Gene Involved in Bone Mineral Density and Osteoarthritis
One method of studying the cause of disease is to study genetic diseases that result in similar symptoms. One example of this is the study of multiple epiphyseal dysplasia (MED), which results in abnormal bone development and early-onset osteoarthritis. It is known that mutations in the gene encoding matrillin-3, a protein that is abundant in cartilage, are associated with several skeletal diseases, including MED and idiopathic hand osteoarthritis (OA).
What problem was studied?
MED is characterized by delayed and irregular ossification (formation of bone) of the epiphyses (rounded ends of the long bones) in children and early-onset OA. To better understand the pathologic mechanisms of OA development, Arthritis Foundation-funded researcher Qian Chen, PhD, of Brown Medical School in Providence, RI, and other researchers at Brown, Wellcome Trust Genome Campus in Cambridge, United Kingdom, and Thomas Jefferson University in Philadelphia, studied the role of matrillin-3 in cartilage during embryonic development and adulthood.
What was done in the study?
To help understand the function of matrillin-3, the researchers designed their experiment to determine what would happen to growth and development if matrillin-3 were absent. Through gene manipulation and cross-breeding, the research team bred a strain of mice that lacked the gene encoding the matrillin-3 protein (called Matn3 null mice). These mice were healthy at birth, and both males and females were fertile and had a normal lifespan.
What were the study results?
It was found that the null mice showed no gross skeletal malformations and had normal skeletal architecture. Upon more detailed examination, however, it was found that the epiphyseal growth plates of the tibiae in these mice were expanded compared with wild-type mice (mice of the same lineage that did not receive the altered gene). The length of the hypertrophic zone (rapidly growing region) was increased by 47% in the null mice compared with the wild-type ones.

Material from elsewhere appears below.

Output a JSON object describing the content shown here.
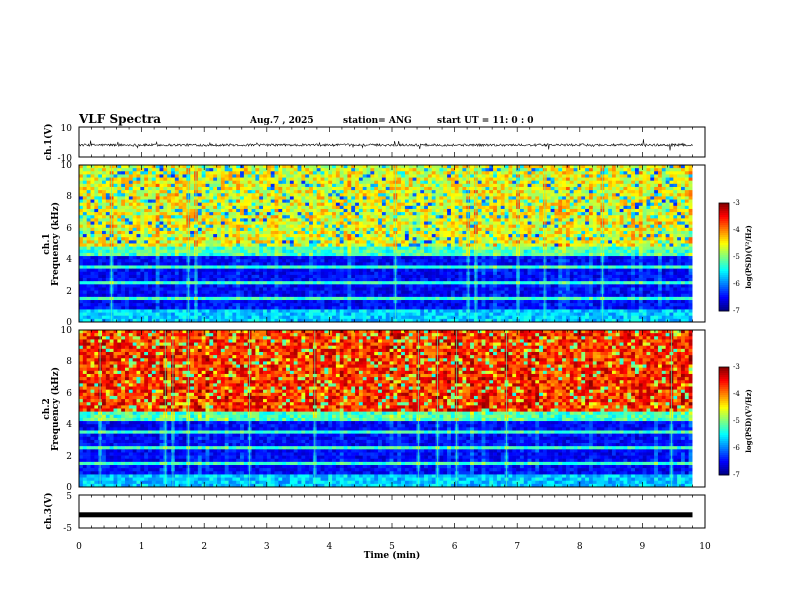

Although the Matn3 null mice showed no obvious abnormalities in bone structure or growth (something that would be seen in MED), the researchers did find that these mice had significantly higher bone mineral density than wild-type mice. Elevated bone mineral density is one feature of osteoarthritis, and the researchers next studied the occurrence of OA in the null mice.
OA of the knee joint was not observed in young mice, but affected 100% of null mice at 1 year of age. In contrast, 45% of wild-type mice had knee OA at 1 year, but of a less severe grade. Therefore, OA occurs with higher incidence and more severity in adult matrillin-3 null mice during aging despite the lack of chondrodysplasia when young.
In summary, this team of researchers has determined that mice that lack the matrillin-3 protein have increased bone mineral density, a higher incidence of osteoarthritis, and develop more severe OA than wild-type mice.
What does this mean for the future of OA research?
The findings of this study showed that deficiency in the protein matrillin-3 results in both an increase in bone mineral density and joint cartilage degeneration, thereby connecting the two events. Furthermore, the development of this strain of mice provides an important animal model to study the relationship between bone and cartilage.
Van der Weyden L, Wei L, Luo J, et al. Functional Knockout of the Matrilin-3 Gene Causes premature Chondrocyte Maturation to Hypertrophy and Increases Bone Mineral Density and Osteoarthritis. Am J Pathol 2006;. 169:515--27.